Agaricus benesii is an agaric mushroom of the genus Agaricus known in English as the 	mull mushroom. This mushroom can be distinguished by a white cap that bruises pinkish-red when injured, a scaly lower stipe, and a conifer habitat. Similar to Agaricus californicus and A. xanthodermus, the cap discolors brown in age. A distinguishing feature of A. californicus and A. xanthodermus, however, is a thickened annulus at the margin, a phenolic odor, and a yellowing bruise, instead of red. In the case of Agaricus xanthodermus, it occurs quickly, though faintly to not at all in the case of A. californicus. Another similar species, Agaricus bernardii, also stains red and has white flesh, but differentiates on its larger bulk, a sheathing veil, briny odor, and different habitat, namely grass.

==Description==
The cap is 4–8 cm broad; it has a convex shape which, in age, becomes flat. The flesh is white, moderately thick, and firm. The odor is pungent, even though the mushroom has a mild taste. When injured, it turns a pinkish-red. The surface is white, dry, and innately fibrillose. At the margin, it is finely scaled, though it discolors into a brownish shade in age.
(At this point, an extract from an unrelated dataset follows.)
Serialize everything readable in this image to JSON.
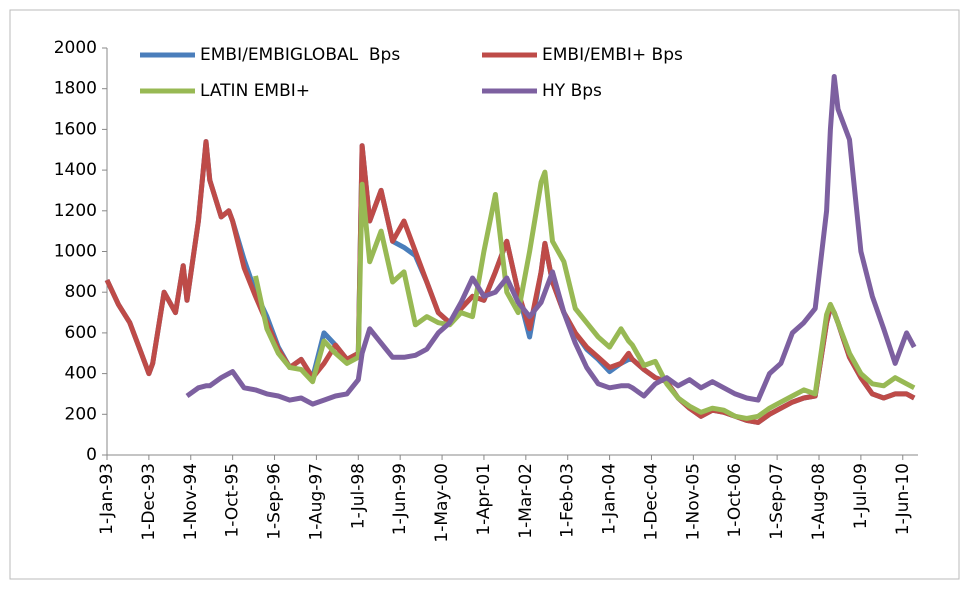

The stem is 5–11 cm tall and 1–2 cm thick. The stem extends to the enlarged base. At maturity, the stem is stuffed. The surface is white, and turns smooth at the apex, while it is finely scaled below. The partial veil is white, membranous, and two layered. The upper surface is striate, while the lower surface is composed of scaly patches, forming a small, superior annulus. The flesh is white, though it stains red quickly when injured.

The gills are initially unattached to the stem, packed close together, and are pinkish-brown; in age they become blackish-brown.
Spores are 5–6 by 3–4 μm, smooth, and elliptical. The spore print is a blackish-brown color.

==Habitat==
Found under Monterey Cypress and pines, Agaricus benesii are often in small groups or by themselves. In addition, they fruit from mid to late winter.